Der Hauptgrund der jetzigen Reise war es, sich mit dieser Wesenheit Kali einmal genau zu befassen, dieser indischen "Göttin" zu welcher Amma sich so stark hinwendet. Als ich 1993 die Darstellung dieser "Gottheit" in Amma´s Tempel sah, hatte ich direkt vom Gefühl her ein großes Unbehagen, welches ich zu Anfang noch mit meinem Verstand zu verdrängen suchte, indem ich mir die "erklärenden" Philosophien über Kali vergegenwärtigte, in welchem einem gesagt wird, es handele sich hier um den zerstörerischen Aspekt von Parvati, der Frau von Shiva, welche mit Shiva an der Zerstörung der Unwissenheit und der Hindernisse auf dem Weg zur Erleuchtung arbeitet. Kali wird in ihrer gewandelten Form auch als "die göttliche Mutter" verehrt. Es gibt in der indischen Philosophie einige Geschichten über sie, in welchen sie in wilder Raserei andere Wesenheiten tötet und erst von Shiva, ihrem Gemahl wieder besänftigt werden konnte.
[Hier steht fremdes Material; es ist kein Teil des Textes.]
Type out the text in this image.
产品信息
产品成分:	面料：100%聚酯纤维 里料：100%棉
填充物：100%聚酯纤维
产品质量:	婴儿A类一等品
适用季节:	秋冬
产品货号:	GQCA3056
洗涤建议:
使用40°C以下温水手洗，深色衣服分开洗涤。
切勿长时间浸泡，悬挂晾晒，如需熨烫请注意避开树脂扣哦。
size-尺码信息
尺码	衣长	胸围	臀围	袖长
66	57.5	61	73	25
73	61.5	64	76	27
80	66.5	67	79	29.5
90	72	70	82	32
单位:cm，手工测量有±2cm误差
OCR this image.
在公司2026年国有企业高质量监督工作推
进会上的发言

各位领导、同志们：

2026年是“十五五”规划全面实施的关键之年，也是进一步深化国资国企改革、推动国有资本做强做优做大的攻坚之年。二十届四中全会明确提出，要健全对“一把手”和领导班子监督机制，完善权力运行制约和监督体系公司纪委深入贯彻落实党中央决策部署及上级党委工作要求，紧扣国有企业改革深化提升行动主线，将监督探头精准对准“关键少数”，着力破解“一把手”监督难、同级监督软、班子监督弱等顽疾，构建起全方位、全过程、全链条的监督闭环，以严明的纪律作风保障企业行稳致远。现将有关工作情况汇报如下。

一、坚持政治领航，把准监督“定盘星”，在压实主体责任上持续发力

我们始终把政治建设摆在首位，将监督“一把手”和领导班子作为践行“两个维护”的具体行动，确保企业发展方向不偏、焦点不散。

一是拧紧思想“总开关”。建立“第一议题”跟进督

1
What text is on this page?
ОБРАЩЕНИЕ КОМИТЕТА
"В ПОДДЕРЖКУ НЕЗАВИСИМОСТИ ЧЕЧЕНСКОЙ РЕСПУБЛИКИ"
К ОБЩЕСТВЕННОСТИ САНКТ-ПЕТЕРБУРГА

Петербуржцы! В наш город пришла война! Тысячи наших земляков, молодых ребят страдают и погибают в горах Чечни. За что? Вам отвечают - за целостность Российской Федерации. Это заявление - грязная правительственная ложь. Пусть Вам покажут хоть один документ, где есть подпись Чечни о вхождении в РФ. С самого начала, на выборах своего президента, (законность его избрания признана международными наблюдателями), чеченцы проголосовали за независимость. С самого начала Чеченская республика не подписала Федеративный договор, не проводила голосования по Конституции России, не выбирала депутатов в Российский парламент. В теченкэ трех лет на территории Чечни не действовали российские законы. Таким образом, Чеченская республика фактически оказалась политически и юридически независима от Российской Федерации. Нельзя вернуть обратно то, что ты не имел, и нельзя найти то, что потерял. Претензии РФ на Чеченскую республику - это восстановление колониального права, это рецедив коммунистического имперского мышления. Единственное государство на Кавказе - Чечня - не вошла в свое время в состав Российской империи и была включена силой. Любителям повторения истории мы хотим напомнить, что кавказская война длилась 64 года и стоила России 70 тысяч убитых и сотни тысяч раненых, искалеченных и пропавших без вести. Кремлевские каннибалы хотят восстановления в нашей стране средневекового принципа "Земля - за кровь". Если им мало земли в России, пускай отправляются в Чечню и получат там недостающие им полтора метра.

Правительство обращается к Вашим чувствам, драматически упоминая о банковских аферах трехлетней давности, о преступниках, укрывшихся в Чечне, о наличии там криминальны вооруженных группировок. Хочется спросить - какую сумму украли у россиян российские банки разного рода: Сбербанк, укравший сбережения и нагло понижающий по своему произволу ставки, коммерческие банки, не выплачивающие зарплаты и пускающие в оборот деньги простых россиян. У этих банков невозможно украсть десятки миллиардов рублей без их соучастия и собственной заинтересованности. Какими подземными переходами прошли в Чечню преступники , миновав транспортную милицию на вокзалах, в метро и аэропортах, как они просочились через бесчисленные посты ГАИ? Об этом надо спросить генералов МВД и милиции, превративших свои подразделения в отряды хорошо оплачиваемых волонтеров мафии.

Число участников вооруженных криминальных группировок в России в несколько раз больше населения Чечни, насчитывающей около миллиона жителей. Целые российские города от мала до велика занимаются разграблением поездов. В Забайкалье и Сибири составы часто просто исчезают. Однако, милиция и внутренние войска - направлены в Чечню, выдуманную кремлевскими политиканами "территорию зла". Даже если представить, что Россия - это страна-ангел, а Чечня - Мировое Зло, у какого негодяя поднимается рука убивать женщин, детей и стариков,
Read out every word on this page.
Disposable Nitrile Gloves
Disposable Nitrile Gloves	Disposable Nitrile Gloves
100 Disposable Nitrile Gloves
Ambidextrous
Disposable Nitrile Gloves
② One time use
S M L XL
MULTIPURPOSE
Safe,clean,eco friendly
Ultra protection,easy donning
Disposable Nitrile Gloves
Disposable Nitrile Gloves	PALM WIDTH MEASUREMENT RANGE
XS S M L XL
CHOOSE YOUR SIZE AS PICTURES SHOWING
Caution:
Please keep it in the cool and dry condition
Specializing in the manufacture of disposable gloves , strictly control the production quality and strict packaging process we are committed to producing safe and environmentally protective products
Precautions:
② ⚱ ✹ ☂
Wenn man diese Wesenheit Kali mit dem Hintergrundwissen des Fallgeschehens (Hinweis: In den indischen Schiften findet dieses Fallgeschehen keine Erwähnung) wie ich es kurz im Artikel "Die Wahrheit über den Urknall" skizziert habe, beleuchtet, wird schnell klar, daß es sich hier ebenfalls um ein gefallenes Wesen handelt, welches sich hier in ihrer Darstellung als Kali sogar ganz "ungeschminkt" in ihrer ganzen Dämonie zeigt (mit heraushängender Zunge und abgeschlagenen Köpfen als Kette um Hals und Hüfte). Wie ist es möglich, daß sich Menschen so täuschen lassen, daß sie selbst bei dieser Darstellung von Kali immer noch glauben, das hier alles vollkommen in Ordnung und in Gottes Willen abläuft? Diese Wesenheiten müssen sich ja regelrecht "ins Fäustchen lachen", weil sie sehen, daß man den Menschen nur eine geeignete erklärende Philosophie anbieten muß, damit sie selbst das "Haarsträubenste" akzeptieren.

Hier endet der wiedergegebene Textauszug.